“Una domanda di matrimonio”: a Finale in scena il teatro di Anton Cechov

È in corso la prevendita dei biglietti per lo spettacolo “Una domanda di Valsania Tesconimatrimonio” di Anton Cechov, che andrà in scena sabato 19 e domenica 20 aprile, nell’interpretazione di Carlotta Tesconi, Andrea Valsania ed Elio Berti e per la regia di Roberto Tesconi, all’Auditorium di Santa Caterina in Finalborgo (prevendita Libreria Cento Fiori, tel. 019 692319). Lo spettacolo è organizzato dal’Assessorato alla Cultura e al Turismo del Comune di Finale Ligure con la direzione artistica del Teatro Garage di Genova.

LA TRAMA – Fra ruggini antiche di buon vicinato, e comici squarci di vita campestre, si assiste al ruvido approccio fra due rampolli di buona famiglia in cui i battibecchi si alternano a riappacificazioni preludendo a quello che sarà la futura vita matrimoniale. Ivan Vasilevic Lomov si presenta in casa del possidente Stepan Stepanovic Cubukov per chiedere in moglie la figlia Natalia, che a sua volta pensa che Lomov sia venuto per un contratto d’affari, e scopre solo alla fine che si trattava di un contratto di matrimonio. Tutto il testo è basato su questo equivoco. Partendo da una piccola disputa sulla proprietà di un prato o da un diverbio sulle capacità dei propri cani, i due continueranno a scambiarsi invettive in un crescendo di battibecchi comici dallo scoppiettante finale. Anche in questo atto unico non ci troviamo di fronte a personalità di rilievo, ma a personaggi che annunciano e talvolta anticipano ridicole figure dai contorni borghesi, esseri puerili, prigionieri di sogni volgari, di ambizioni futili, capaci tutt’al più di piccole rivelazioni, svenimenti e capricciose pulsioni.

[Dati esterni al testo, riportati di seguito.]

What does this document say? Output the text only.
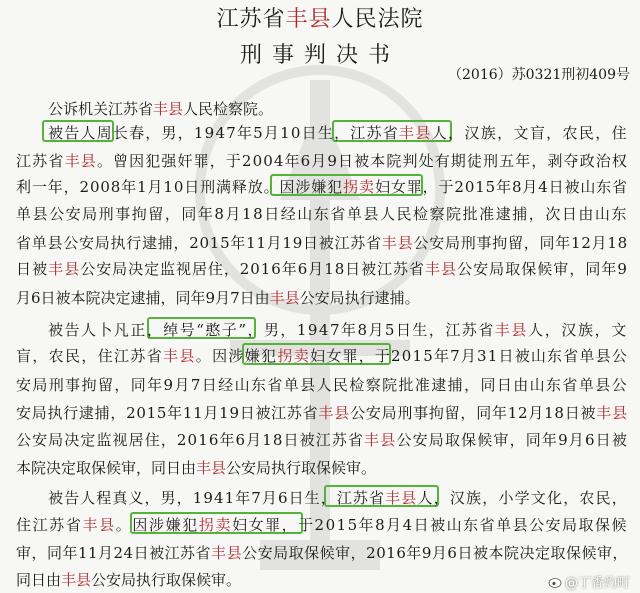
江苏省丰县人民法院
刑事判决书
（2016）苏0321刑初409号
公诉机关江苏省 丰县 人民检察院。
被告人周长春，男，1947年5月10日生，江苏省 丰县 人，汉族，文盲，农民，住
江苏省 丰县 。曾因犯强奸罪，于2004年6月9日被本院判处有期徒刑五年，剥夺政治权
利一年，2008年1月10日刑满释放。因涉嫌犯 拐卖 妇女罪，于2015年8月4日被山东省
单县公安局刑事拘留，同年8月18日经山东省单县人民检察院批准逮捕，次日由山东
省单县公安局执行逮捕，2015年11月19日被江苏省 丰县 公安局刑事拘留，同年12月18
日被 丰县 公安局决定监视居住，2016年6月18日被江苏省 丰县 公安局取保候审，同年9
月6日被本院决定逮捕，同年9月7日由 丰县 公安局执行逮捕。
被告人卜凡正，绰号“憨子”，男，1947年8月5日生，江苏省 丰县 人，汉族，文
盲，农民，住江苏省 丰县 。因涉嫌犯 拐卖 妇女罪，于2015年7月31日被山东省单县公
安局刑事拘留，同年9月7日经山东省单县人民检察院批准逮捕，同日由山东省单县公
安局执行逮捕，2015年11月19日被江苏省 丰县 公安局刑事拘留，同年12月18日被 丰县
公安局决定监视居住，2016年6月18日被江苏省 丰县 公安局取保候审，同年9月6日被
本院决定取保候审，同日由 丰县 公安局执行取保候审。
被告人程真义，男，1941年7月6日生，江苏省 丰县 人，汉族，小学文化，农民，
住江苏省 丰县 。因涉嫌犯 拐卖 妇女罪，于2015年8月4日被山东省单县公安局取保候
审，同年11月24日被江苏省 丰县 公安局取保候审，2016年9月6日被本院决定取保候审，
同日由 丰县 公安局执行取保候审。	@丁香灼町
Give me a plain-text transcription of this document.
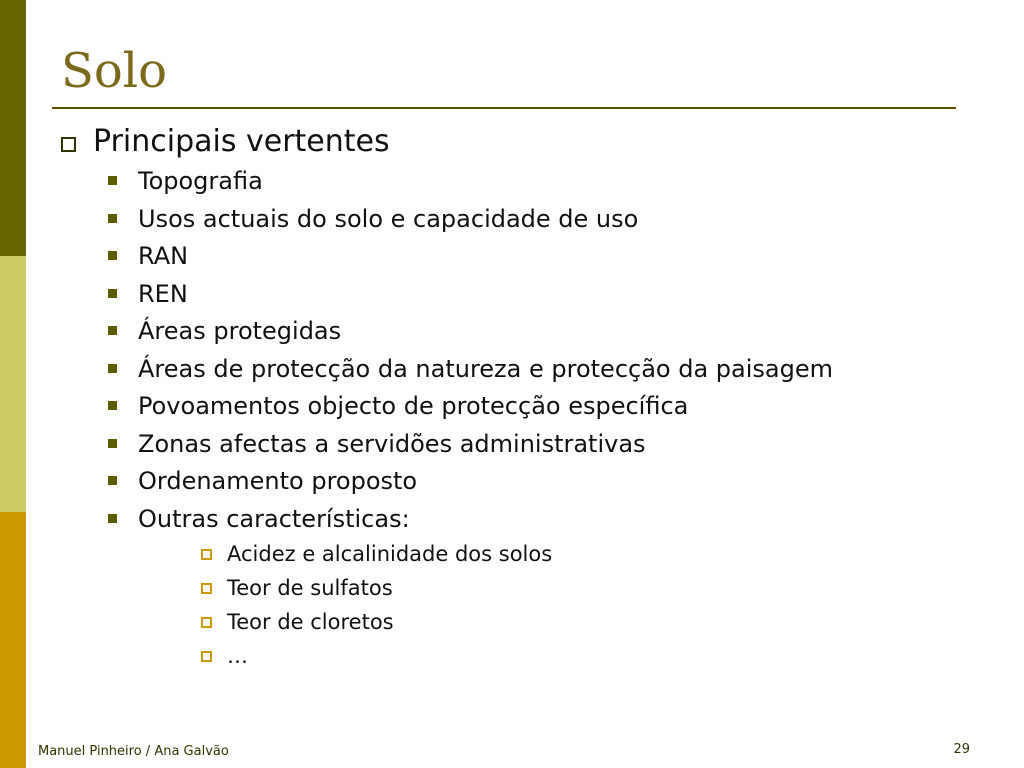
Solo
Principais vertentes
Topografia
Usos actuais do solo e capacidade de uso
RAN
REN
Áreas protegidas
Áreas de protecção da natureza e protecção da paisagem
Povoamentos objecto de protecção específica
Zonas afectas a servidões administrativas
Ordenamento proposto
Outras características:
Acidez e alcalinidade dos solos
Teor de sulfatos
Teor de cloretos
…
Manuel Pinheiro / Ana Galvão	29
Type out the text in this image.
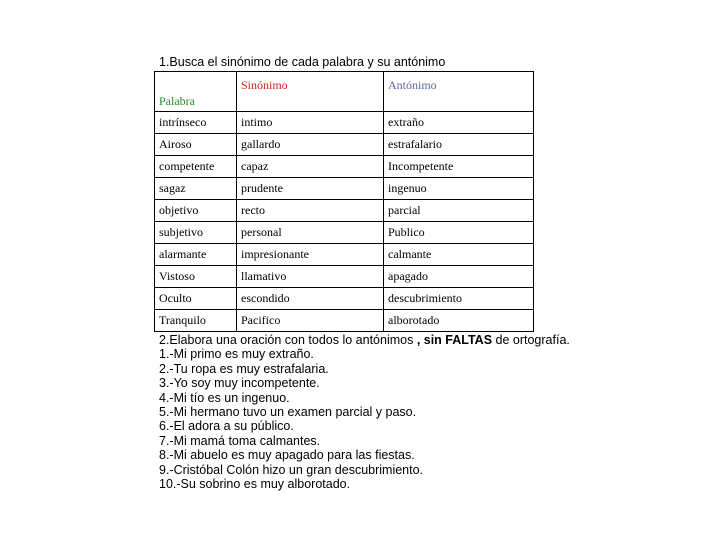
1.Busca el sinónimo de cada palabra y su antónimo
Palabra	Sinónimo	Antónimo

intrínseco	intimo	extraño
Airoso	gallardo	estrafalario
competente	capaz	Incompetente
sagaz	prudente	ingenuo
objetivo	recto	parcial
subjetivo	personal	Publico
alarmante	impresionante	calmante
Vistoso	llamativo	apagado
Oculto	escondido	descubrimiento
Tranquilo	Pacifico	alborotado
2.Elabora una oración con todos lo antónimos , sin FALTAS de ortografía.
1.-Mi primo es muy extraño.
2.-Tu ropa es muy estrafalaria.
3.-Yo soy muy incompetente.
4.-Mi tío es un ingenuo.
5.-Mi hermano tuvo un examen parcial y paso.
6.-El adora a su público.
7.-Mi mamá toma calmantes.
8.-Mi abuelo es muy apagado para las fiestas.
9.-Cristóbal Colón hizo un gran descubrimiento.
10.-Su sobrino es muy alborotado.
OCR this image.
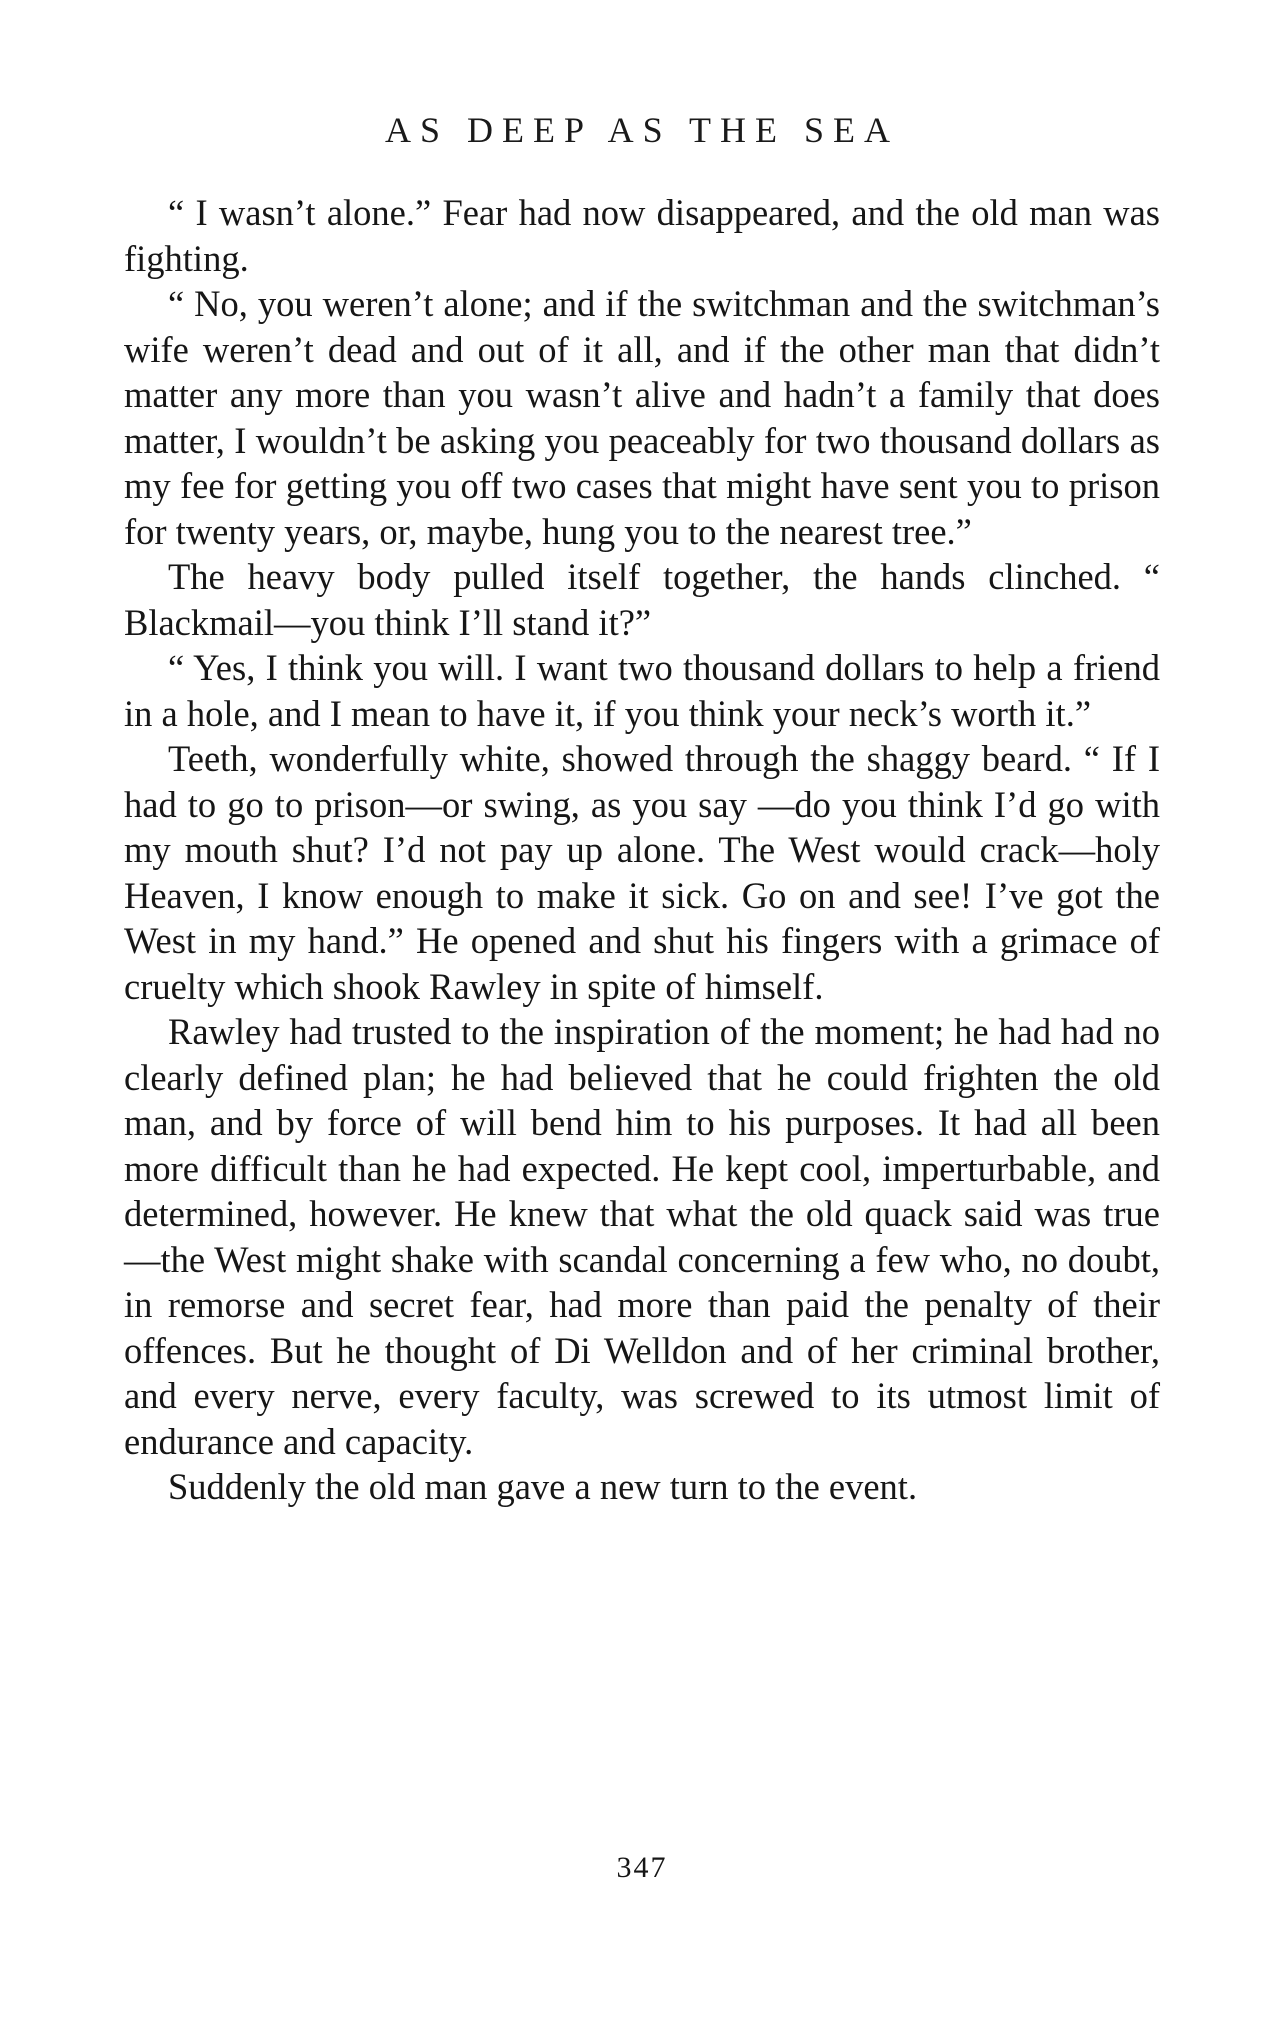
AS DEEP AS THE SEA

“ I wasn’t alone.” Fear had now disappeared, and the old man was fighting.

“ No, you weren’t alone; and if the switchman and the switchman’s wife weren’t dead and out of it all, and if the other man that didn’t matter any more than you wasn’t alive and hadn’t a family that does matter, I wouldn’t be asking you peaceably for two thousand dollars as my fee for getting you off two cases that might have sent you to prison for twenty years, or, maybe, hung you to the nearest tree.”

The heavy body pulled itself together, the hands clinched. “ Blackmail—you think I’ll stand it?”

“ Yes, I think you will. I want two thousand dollars to help a friend in a hole, and I mean to have it, if you think your neck’s worth it.”

Teeth, wonderfully white, showed through the shaggy beard. “ If I had to go to prison—or swing, as you say —do you think I’d go with my mouth shut? I’d not pay up alone. The West would crack—holy Heaven, I know enough to make it sick. Go on and see! I’ve got the West in my hand.” He opened and shut his fingers with a grimace of cruelty which shook Rawley in spite of himself.

Rawley had trusted to the inspiration of the moment; he had had no clearly defined plan; he had believed that he could frighten the old man, and by force of will bend him to his purposes. It had all been more difficult than he had expected. He kept cool, imperturbable, and determined, however. He knew that what the old quack said was true—the West might shake with scandal concerning a few who, no doubt, in remorse and secret fear, had more than paid the penalty of their offences. But he thought of Di Welldon and of her criminal brother, and every nerve, every faculty, was screwed to its utmost limit of endurance and capacity.

Suddenly the old man gave a new turn to the event.

347
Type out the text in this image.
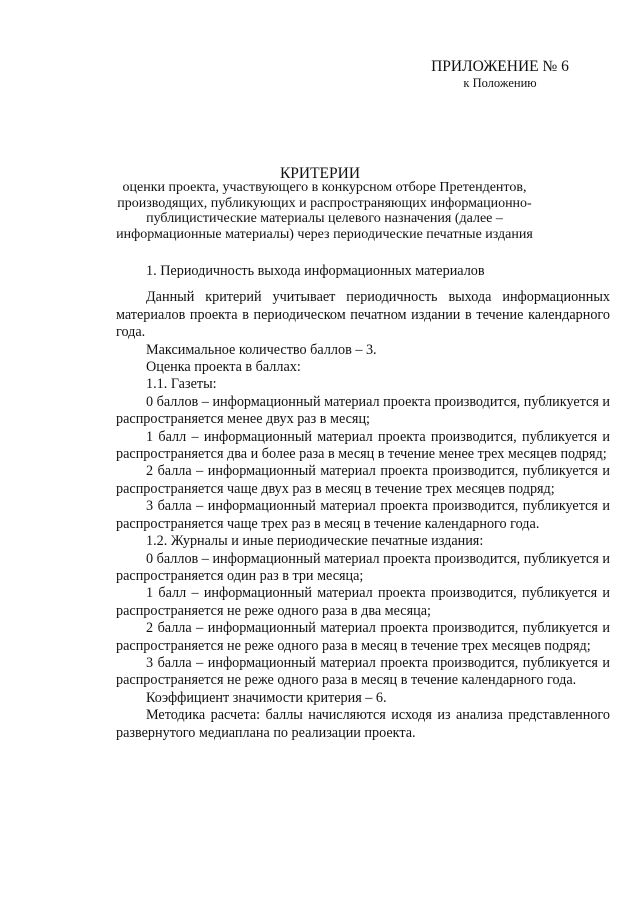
ПРИЛОЖЕНИЕ № 6
к Положению
КРИТЕРИИ
оценки проекта, участвующего в конкурсном отборе Претендентов, производящих, публикующих и распространяющих информационно-публицистические материалы целевого назначения (далее – информационные материалы) через периодические печатные издания

1. Периодичность выхода информационных материалов

Данный критерий учитывает периодичность выхода информационных материалов проекта в периодическом печатном издании в течение календарного года.

Максимальное количество баллов – 3.

Оценка проекта в баллах:

1.1. Газеты:

0 баллов – информационный материал проекта производится, публикуется и распространяется менее двух раз в месяц;

1 балл – информационный материал проекта производится, публикуется и распространяется два и более раза в месяц в течение менее трех месяцев подряд;

2 балла – информационный материал проекта производится, публикуется и распространяется чаще двух раз в месяц в течение трех месяцев подряд;

3 балла – информационный материал проекта производится, публикуется и распространяется чаще трех раз в месяц в течение календарного года.

1.2. Журналы и иные периодические печатные издания:

0 баллов – информационный материал проекта производится, публикуется и распространяется один раз в три месяца;

1 балл – информационный материал проекта производится, публикуется и распространяется не реже одного раза в два месяца;

2 балла – информационный материал проекта производится, публикуется и распространяется не реже одного раза в месяц в течение трех месяцев подряд;

3 балла – информационный материал проекта производится, публикуется и распространяется не реже одного раза в месяц в течение календарного года.

Коэффициент значимости критерия – 6.

Методика расчета: баллы начисляются исходя из анализа представленного развернутого медиаплана по реализации проекта.
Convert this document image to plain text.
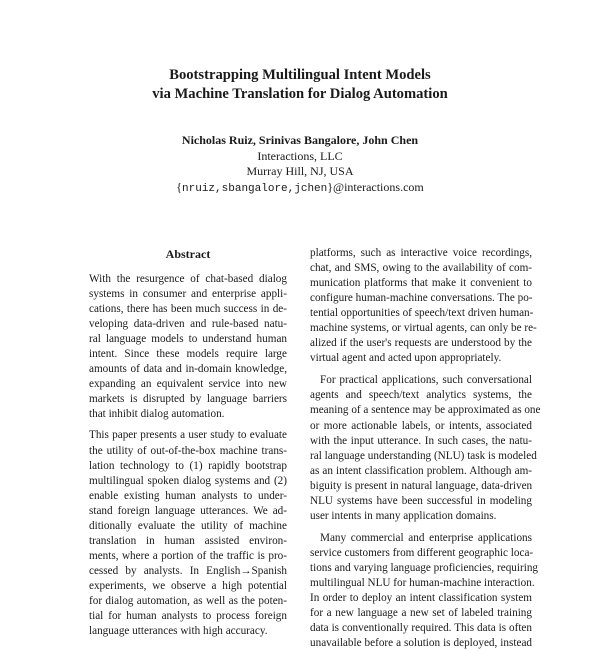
Bootstrapping Multilingual Intent Models
via Machine Translation for Dialog Automation
Nicholas Ruiz, Srinivas Bangalore, John Chen
Interactions, LLC
Murray Hill, NJ, USA
{nruiz,sbangalore,jchen}@interactions.com
Abstract
With the resurgence of chat-based dialog
systems in consumer and enterprise appli-
cations, there has been much success in de-
veloping data-driven and rule-based natu-
ral language models to understand human
intent. Since these models require large
amounts of data and in-domain knowledge,
expanding an equivalent service into new
markets is disrupted by language barriers
that inhibit dialog automation.
This paper presents a user study to evaluate
the utility of out-of-the-box machine trans-
lation technology to (1) rapidly bootstrap
multilingual spoken dialog systems and (2)
enable existing human analysts to under-
stand foreign language utterances. We ad-
ditionally evaluate the utility of machine
translation in human assisted environ-
ments, where a portion of the traffic is pro-
cessed by analysts. In English→Spanish
experiments, we observe a high potential
for dialog automation, as well as the poten-
tial for human analysts to process foreign
language utterances with high accuracy.
platforms, such as interactive voice recordings,
chat, and SMS, owing to the availability of com-
munication platforms that make it convenient to
configure human-machine conversations. The po-
tential opportunities of speech/text driven human-
machine systems, or virtual agents, can only be re-
alized if the user's requests are understood by the
virtual agent and acted upon appropriately.
For practical applications, such conversational
agents and speech/text analytics systems, the
meaning of a sentence may be approximated as one
or more actionable labels, or intents, associated
with the input utterance. In such cases, the natu-
ral language understanding (NLU) task is modeled
as an intent classification problem. Although am-
biguity is present in natural language, data-driven
NLU systems have been successful in modeling
user intents in many application domains.
Many commercial and enterprise applications
service customers from different geographic loca-
tions and varying language proficiencies, requiring
multilingual NLU for human-machine interaction.
In order to deploy an intent classification system
for a new language a new set of labeled training
data is conventionally required. This data is often
unavailable before a solution is deployed, instead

Roberto Tesconi – Note di regia. “La steppa mi è costata tanta energia che per un bel po’ non voglio far niente di serio”, scrive Cechov all’inizio del 1988. “… per non stare con le mani in mano ho scritto un vaudeville”. Oltre le parole di Cechov mi colpì una frase detta da Maksim Gor’kij, riferendosi all’amico: “Davanti a questa folla annoiata e grigia di esseri abulici un uomo è passato, grande, intelligente, attento a tutto; ha osservato gli stanchi abitanti della sua patria… e ha detto loro con la sua bella voce sincera: ‘’Voi vivete male, signori’’. La “Domanda di Matrimonio”, un vaudeville quindi, o “scherzo” come lo chiama l’autore; ritmo vorticoso, caratteri invincibili, pause calibrate scritte come su uno spartito musicale. Una struttura acrobatica tra equivoci, litigi, svenimenti, terreni contesi e cani da caccia, che non lasciano respirare né gli attori né gli spettatori. Mi sono molto divertito a leggerlo e a dirigerlo, con Carlotta, mia figlia, ho ritrovato i momenti giocosi che purtroppo crescendo un po’ si perdono. Con Andrea Valsania e l’amico Elio Berti una gioiosa complicità nel costruire gli equivoci suggeriti dall’autore. Un atto unico intriso di un’ironia leggera, un capolavoro di Anton Cechov”.